In order to explain line 8 in part B of Algorithm 1, consider Fig. 5. Suppose that we have another version \(S_{K^{\prime \prime }}=S_{K^{\prime }} \cup \{(\mathtt{Van}\) \(\le _{cl}\) \(\mathtt{LoadCarrying\;Vehicle})\},\) where we have a new specialization relationship, i.e. \(\mathtt{Van}\) \(\le _{cl}\) \(\mathtt{LoadCarrying\;Vehicle}.\) Then, according to line 8 of Algorithm 1, we have that \(P_{K\_Del} = P_{K\_Del} \cup \{(\mathtt Fiat\_1\;type\;Van)\}.\) This is because it holds that \(\mathtt{(Fiat\_1}\) \(\mathtt{\;type\;LoadCarrying\;}\) \(\mathtt{Vehicle)}\not \in P_{K^{\prime }}\cup \mathcal C _i(K^{\prime \prime })\) and \((\mathtt{Van}\) \( \le _{cl}\) \(\mathtt{LoadCarrying\;}\) \(\mathtt{Vehicle})\in S_{K^{\prime \prime }}.\) So, we have to move \(\mathtt{(Fiat\_1\;}\) \(\mathtt{type\;Van)}\) from \(P_{K^{\prime }}\) to \(F_{K^{\prime \prime }}\) (due to Rule \(R1\)).
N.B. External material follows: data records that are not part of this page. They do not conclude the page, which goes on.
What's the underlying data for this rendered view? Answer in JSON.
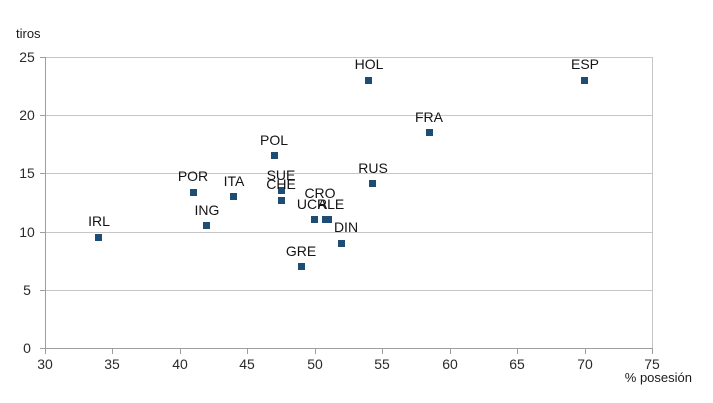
{
  "chart_data": {
    "type": "scatter",
    "title": "",
    "xlabel": "% posesión",
    "ylabel": "tiros",
    "xlim": [
      30,
      75
    ],
    "ylim": [
      0,
      25
    ],
    "xticks": [
      30,
      35,
      40,
      45,
      50,
      55,
      60,
      65,
      70,
      75
    ],
    "yticks": [
      0,
      5,
      10,
      15,
      20,
      25
    ],
    "grid": "horizontal-only",
    "legend": "none",
    "marker_shape": "square",
    "marker_color": "#1d4c75",
    "axis_color": "#9e9e9e",
    "gridline_color": "#c6c6c6",
    "points": [
      {
        "label": "IRL",
        "x": 34,
        "y": 9.5
      },
      {
        "label": "POR",
        "x": 41,
        "y": 13.4
      },
      {
        "label": "ING",
        "x": 42,
        "y": 10.5
      },
      {
        "label": "ITA",
        "x": 44,
        "y": 13
      },
      {
        "label": "POL",
        "x": 47,
        "y": 16.5
      },
      {
        "label": "SUE",
        "x": 47.5,
        "y": 13.5
      },
      {
        "label": "CHE",
        "x": 47.5,
        "y": 12.7
      },
      {
        "label": "GRE",
        "x": 49,
        "y": 7
      },
      {
        "label": "UCR",
        "x": 50,
        "y": 11,
        "label_dx": -3
      },
      {
        "label": "ALE",
        "x": 50.8,
        "y": 11,
        "label_dx": 5
      },
      {
        "label": "CRO",
        "x": 51,
        "y": 11,
        "label_dx": -8,
        "label_dy": -11
      },
      {
        "label": "DIN",
        "x": 52,
        "y": 9,
        "label_dx": 4
      },
      {
        "label": "RUS",
        "x": 54.3,
        "y": 14.1
      },
      {
        "label": "HOL",
        "x": 54,
        "y": 23
      },
      {
        "label": "FRA",
        "x": 58.5,
        "y": 18.5
      },
      {
        "label": "ESP",
        "x": 70,
        "y": 23
      }
    ]
  }
}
Note that if \((o\;type\;c) \in \mathcal C _i(K^{\prime })\) and \((o\;type\;c^{\prime })\not \in \mathcal C _i(K^{\prime }) \cup P_{K^{\prime }},\) for all \(c^{\prime }\le ^*_{cl} c\) and \(c^{\prime } \not = c,\) then the \( MSA \) property holds for the class instance triple \((o\;type\;c).\) Similarly, if \((o\;pr\;o^{\prime }) \in \mathcal C _i(K^{\prime })\) and \((o\;pr^{\prime }\;o^{\prime })\not \in \mathcal C _i(K^{\prime }) \cup P_{K^{\prime }},\) for all \(pr^{\prime }\le ^*_{pr} pr\) and \(pr^{\prime } \not = pr,\) then the \( MSA \) property holds for the property instance triple \((o\;pr\;o^{\prime }).\)